Property operating expenses were $21.2 million for the three months ended June 30, 2011. This represents a decrease of $2.1 million, as compared to the prior period operating expenses of $23.3 million. This change, by segment, is a decrease in our commercial properties of $0.6 million, a decrease in our apartment portfolio of $0.6 million, and a decrease in our in our land and other segments of $0.9 million. Within the apartment portfolio, the same apartment properties decreased $0.9 million due to a decrease in overall costs and additional repairs and maintenance, offset by an increase of $0.3 million from developed properties in the lease-up phase. The decrease in the land and other portfolios was due to a prior year real estate tax accrual adjustment.

Mortgage and loan interest expense was $17.7 million for the three months ended June 30, 2011. This represents a decrease of $2.6 million, as compared to the prior period interest expense of $20.3 million. This change, by segment, is a decrease in our commercial properties of $1.1 million, a decrease in our apartment portfolio of $0.3 million, and a decrease in our land portfolio of $0.9 million and a decrease in our other portfolio of $0.3 million. The decrease in the apartment portfolio is primarily due to loans that were refinanced in 2010 at a lower interest rate. The majority of the decrease in the commercial portfolio is due to a matured loan that is being negotiated. The decrease in the other portfolio was due to a decrease in interest expense on loan amounts due to our advisor.

Gain on land sales was $14.0 million for the three months ended June 30, 2011. This represents an increase of $18.1 million as compared to the prior period loss of $4.1 million. In the current period, we sold 1,067 acres of land in 19 separate transactions for an aggregate sales price of $60.4 million and recorded a gain of $14.0 million. In the prior period, we sold 23.56 acres of land in two transactions for an aggregate sales price of $17.6 million and recorded a loss $4.1 million.

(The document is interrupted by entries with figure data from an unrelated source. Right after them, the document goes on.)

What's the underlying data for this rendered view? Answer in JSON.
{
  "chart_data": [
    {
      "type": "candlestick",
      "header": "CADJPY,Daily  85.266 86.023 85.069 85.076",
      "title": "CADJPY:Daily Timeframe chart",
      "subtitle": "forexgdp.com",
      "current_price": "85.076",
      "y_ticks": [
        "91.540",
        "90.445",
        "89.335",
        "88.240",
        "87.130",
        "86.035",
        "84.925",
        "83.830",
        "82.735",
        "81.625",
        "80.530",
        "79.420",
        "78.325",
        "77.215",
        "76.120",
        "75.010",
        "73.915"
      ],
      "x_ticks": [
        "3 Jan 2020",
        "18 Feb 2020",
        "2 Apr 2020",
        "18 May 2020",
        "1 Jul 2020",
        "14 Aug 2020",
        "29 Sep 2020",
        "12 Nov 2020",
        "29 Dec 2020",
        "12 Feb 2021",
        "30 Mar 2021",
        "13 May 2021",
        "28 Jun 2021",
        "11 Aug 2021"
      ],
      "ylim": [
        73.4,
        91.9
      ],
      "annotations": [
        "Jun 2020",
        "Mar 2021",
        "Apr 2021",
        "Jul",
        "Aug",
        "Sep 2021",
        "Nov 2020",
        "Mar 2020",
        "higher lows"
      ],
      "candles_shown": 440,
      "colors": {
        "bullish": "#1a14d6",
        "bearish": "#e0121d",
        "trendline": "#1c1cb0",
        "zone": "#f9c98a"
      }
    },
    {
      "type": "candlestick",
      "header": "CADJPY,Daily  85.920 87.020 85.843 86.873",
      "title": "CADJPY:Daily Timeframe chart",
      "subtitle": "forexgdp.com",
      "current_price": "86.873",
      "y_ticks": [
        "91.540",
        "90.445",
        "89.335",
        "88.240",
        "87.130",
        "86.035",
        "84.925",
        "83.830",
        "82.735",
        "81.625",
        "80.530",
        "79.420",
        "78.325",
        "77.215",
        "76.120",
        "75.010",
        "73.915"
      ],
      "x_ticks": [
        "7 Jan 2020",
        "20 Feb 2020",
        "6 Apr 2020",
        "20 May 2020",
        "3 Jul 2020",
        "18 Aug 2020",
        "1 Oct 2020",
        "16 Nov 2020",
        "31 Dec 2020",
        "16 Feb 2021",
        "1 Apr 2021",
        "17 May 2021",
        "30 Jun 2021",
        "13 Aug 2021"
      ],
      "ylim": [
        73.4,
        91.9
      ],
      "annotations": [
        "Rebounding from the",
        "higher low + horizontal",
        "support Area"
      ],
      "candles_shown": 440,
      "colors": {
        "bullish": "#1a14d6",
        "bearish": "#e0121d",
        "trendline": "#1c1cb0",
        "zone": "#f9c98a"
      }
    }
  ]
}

For the six months ended June 30, 2011, we reported a net gain applicable to common shares of $4.0 million or $0.35 per diluted earnings per share, as compared to a net loss applicable to common shares of ($26.9) million or ($2.34) per diluted earnings per share for the same period ended 2010.

Rental and other property revenues were $74.1 million for the six months ended June 30, 2011. This represents a decrease of $0.2 million, as compared to the prior period revenues of $74.3 million. This change, by segment, is a decrease in the commercial portfolio of $1.6 million, a decrease in the hotel portfolio of $0.5 million, an increase in the land and other portfolios of $0.1 million, and an increase in the apartment portfolio of $1.8 million. Within the apartment portfolio, there was an increase of $0.5 million due to the developed properties in the lease-up phase and an increase of $1.3 million in the same property portfolio. Within the commercial portfolio the decrease was attributable to the same properties due to an increase in vacancy, which we attribute to the current state of the economy. Revenues from our same hotel portfolio are also suffering due to the economy with decreased stays from travelers. We have directed our efforts to apartment development and put some additional land projects on hold until the economic conditions turn around. We are continuing to market our properties aggressively to attract new tenants and strive for continuous improvement of our properties in order to maintain our existing tenants.